Justification for classification or non-classification

According to the CLP Regulation (EC) no. 1272/2008, a skin sensitiser is an agent that will lead to an allergic response in susceptible individuals following skin contact. As a consequence of a secondary - usually organ-specific - subsequent re-exposure, adverse health effects occur on the skin (allergic contact dermatitis). Skin sensitisers are classified in Category 1 - H317. Where data is sufficient, skin sensitisers can be divided into sub-categories. If data are not sufficient for sub-categorisation, Category 1 must be chosen. The CLP (and UN GHS) criteria for classifying sensitisers are based on standard animal data and human data; data obtained from non-standard methods such as read-across or in vitro/in chemico test methods may be used in combination in a Weight of Evidence approach.

Indicators of potency of a substance can be obtained from in chemico/in vitro testing; specifically, the following tests may be accepted to fulfill the requirements of Annex VII:

(i) Direct Peptide Reactivity Assay (DPRA) addresses AOP Key Event 1: Peptide/protein binding

(ii) ARE-Nrf2 Luciferase Test Method (KeratinoSensTM) addresses AOP Key Event 2: Keratinocyte response

(iii) the Human Cell Line Activation Test (h-CLAT) addresses AOP Key Event 3: Monocytic /Dendritic cell response.

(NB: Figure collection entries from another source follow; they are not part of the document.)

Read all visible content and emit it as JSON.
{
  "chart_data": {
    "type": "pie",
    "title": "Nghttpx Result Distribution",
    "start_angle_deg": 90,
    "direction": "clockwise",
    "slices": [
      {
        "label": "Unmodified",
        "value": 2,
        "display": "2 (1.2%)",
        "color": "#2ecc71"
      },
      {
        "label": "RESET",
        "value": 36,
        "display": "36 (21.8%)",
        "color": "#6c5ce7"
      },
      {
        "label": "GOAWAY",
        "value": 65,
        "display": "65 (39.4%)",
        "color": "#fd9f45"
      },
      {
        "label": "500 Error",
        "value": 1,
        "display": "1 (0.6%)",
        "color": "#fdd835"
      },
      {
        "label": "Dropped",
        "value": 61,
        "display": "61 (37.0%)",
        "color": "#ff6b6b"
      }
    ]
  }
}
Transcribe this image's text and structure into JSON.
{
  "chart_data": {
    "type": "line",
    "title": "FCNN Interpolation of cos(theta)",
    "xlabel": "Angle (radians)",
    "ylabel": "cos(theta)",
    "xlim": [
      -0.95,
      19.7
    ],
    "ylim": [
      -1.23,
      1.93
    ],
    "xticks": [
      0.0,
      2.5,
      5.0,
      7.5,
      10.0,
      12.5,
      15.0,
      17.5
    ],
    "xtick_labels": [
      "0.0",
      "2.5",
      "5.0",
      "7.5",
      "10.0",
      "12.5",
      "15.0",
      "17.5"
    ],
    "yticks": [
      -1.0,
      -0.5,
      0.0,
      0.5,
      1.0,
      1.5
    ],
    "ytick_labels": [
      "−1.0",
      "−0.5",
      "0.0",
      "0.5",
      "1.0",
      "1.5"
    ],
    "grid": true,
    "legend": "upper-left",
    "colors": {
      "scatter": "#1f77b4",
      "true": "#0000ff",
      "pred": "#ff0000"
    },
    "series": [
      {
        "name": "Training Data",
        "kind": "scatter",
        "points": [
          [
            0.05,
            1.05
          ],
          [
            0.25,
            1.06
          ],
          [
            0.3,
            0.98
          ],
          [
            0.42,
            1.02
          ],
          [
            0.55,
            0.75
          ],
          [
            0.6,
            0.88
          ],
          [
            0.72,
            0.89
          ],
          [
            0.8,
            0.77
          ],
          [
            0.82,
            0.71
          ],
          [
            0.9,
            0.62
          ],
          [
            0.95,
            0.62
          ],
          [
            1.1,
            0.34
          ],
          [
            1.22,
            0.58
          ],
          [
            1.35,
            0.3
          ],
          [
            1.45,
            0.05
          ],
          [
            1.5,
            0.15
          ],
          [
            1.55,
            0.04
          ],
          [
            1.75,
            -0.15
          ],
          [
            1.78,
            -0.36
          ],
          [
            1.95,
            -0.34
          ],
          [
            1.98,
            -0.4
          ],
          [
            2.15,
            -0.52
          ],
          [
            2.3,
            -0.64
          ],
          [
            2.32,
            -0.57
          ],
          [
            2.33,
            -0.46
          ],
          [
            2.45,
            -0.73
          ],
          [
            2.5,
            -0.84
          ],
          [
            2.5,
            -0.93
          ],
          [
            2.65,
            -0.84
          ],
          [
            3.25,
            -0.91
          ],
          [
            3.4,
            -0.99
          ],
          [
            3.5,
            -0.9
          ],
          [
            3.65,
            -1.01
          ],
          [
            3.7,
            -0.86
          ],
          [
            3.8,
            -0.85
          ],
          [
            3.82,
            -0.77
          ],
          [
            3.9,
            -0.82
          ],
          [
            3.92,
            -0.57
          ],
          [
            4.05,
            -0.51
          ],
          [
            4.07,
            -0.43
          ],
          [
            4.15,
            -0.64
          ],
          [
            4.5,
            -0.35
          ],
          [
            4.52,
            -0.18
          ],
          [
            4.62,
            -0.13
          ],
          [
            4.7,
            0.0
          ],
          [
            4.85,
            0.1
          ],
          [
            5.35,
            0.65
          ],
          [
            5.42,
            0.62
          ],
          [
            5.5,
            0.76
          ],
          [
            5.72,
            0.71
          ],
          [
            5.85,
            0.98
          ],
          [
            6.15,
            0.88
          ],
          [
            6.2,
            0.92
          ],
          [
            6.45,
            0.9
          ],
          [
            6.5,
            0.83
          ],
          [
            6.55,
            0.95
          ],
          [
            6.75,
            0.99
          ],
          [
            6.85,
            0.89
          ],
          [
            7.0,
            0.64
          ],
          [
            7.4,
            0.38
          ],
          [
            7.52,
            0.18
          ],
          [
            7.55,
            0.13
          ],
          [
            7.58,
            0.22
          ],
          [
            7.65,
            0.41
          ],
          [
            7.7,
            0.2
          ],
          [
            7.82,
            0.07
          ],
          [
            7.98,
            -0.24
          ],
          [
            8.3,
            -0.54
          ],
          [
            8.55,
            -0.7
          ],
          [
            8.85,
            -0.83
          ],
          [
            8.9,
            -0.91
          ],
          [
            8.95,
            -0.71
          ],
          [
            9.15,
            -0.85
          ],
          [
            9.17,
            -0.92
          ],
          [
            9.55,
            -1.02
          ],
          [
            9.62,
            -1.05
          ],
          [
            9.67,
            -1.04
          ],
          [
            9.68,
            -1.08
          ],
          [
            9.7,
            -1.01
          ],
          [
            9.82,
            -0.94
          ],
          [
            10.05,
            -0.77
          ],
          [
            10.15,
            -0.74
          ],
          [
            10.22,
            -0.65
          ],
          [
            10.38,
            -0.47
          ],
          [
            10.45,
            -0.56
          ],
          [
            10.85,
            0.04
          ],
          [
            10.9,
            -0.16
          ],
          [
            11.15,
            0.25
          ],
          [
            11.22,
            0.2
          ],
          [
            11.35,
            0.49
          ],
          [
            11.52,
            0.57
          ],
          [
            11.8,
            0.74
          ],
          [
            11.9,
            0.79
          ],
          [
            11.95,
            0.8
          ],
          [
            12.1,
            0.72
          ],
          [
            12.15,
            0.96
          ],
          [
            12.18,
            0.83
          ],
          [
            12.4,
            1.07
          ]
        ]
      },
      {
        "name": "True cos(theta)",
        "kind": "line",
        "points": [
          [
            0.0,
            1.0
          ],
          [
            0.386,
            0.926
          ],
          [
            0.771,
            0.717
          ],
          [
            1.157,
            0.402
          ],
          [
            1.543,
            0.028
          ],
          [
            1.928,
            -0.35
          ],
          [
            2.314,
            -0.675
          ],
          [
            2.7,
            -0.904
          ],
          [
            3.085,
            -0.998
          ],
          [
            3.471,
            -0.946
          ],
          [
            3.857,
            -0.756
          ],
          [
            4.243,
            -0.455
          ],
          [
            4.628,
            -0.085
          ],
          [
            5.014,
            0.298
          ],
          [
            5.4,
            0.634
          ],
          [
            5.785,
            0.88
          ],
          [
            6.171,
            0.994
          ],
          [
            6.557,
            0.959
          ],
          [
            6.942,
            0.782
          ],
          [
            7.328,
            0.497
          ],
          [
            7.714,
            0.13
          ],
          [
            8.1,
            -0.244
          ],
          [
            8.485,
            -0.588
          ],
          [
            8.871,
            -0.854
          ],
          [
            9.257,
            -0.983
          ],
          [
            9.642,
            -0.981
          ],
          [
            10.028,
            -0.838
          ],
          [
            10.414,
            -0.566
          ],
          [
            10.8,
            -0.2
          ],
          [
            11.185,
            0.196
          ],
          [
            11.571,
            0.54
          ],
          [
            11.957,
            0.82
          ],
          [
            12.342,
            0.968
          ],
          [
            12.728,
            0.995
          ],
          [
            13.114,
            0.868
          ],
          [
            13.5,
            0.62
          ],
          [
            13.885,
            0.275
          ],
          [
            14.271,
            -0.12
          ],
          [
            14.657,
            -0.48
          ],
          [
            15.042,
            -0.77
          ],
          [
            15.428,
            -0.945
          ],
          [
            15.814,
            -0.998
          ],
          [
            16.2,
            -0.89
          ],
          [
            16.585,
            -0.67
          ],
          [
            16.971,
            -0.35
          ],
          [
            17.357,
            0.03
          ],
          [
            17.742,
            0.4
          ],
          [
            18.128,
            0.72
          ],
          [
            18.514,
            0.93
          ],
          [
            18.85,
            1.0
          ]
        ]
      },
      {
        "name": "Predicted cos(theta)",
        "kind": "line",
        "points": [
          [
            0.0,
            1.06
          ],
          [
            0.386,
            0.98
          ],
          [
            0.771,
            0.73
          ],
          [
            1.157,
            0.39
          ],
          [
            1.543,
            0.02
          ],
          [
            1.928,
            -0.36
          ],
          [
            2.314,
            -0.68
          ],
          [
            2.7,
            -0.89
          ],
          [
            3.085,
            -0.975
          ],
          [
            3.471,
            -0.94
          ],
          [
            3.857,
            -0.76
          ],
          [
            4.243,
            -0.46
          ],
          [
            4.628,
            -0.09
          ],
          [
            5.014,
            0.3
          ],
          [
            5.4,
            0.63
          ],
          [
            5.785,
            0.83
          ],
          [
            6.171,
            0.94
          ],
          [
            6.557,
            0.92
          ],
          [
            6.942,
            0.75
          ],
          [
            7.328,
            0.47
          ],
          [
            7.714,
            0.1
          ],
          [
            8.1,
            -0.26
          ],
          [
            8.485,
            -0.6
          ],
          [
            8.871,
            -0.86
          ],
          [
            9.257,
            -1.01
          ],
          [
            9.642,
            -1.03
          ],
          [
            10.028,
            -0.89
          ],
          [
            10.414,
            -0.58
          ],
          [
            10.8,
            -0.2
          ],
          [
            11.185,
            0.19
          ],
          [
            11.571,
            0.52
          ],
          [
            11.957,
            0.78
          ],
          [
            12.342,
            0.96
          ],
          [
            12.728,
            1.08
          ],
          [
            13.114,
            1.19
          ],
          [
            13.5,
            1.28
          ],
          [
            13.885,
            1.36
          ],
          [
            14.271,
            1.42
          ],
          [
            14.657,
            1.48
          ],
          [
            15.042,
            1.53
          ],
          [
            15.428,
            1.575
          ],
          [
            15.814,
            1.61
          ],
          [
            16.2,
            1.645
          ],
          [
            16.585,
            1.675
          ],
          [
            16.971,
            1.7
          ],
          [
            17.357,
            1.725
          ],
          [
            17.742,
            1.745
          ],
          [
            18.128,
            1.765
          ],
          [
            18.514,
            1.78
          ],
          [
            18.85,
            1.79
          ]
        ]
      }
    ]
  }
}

These test methods were developed to address specific events of the skin sensitisation AOP (OECD, 2012). The AOP for skin sensitisation describes the current understanding of key events linked to skin sensitisation. As each of the test methods only addresses a specific key event of skin sensitisation, currently they should not be used in isolation to identify a potential skin sensitiser but rather in combination in a Weight of Evidence approach.

The DPRA could not be performed due to structural incompatibility. Based on the negative LuSens assay (inflammatory response in keratinocytes) and negative h-CLAT (dendritic cell activataion), the data is sufficient for a Weight of Evidence approach as requirements for Article 13(3) are fulfilled. Using a Weight of Evidence approach, test item can be considered not potentially skin sensitising, according to the CLP Regulation (EC 1272/2008).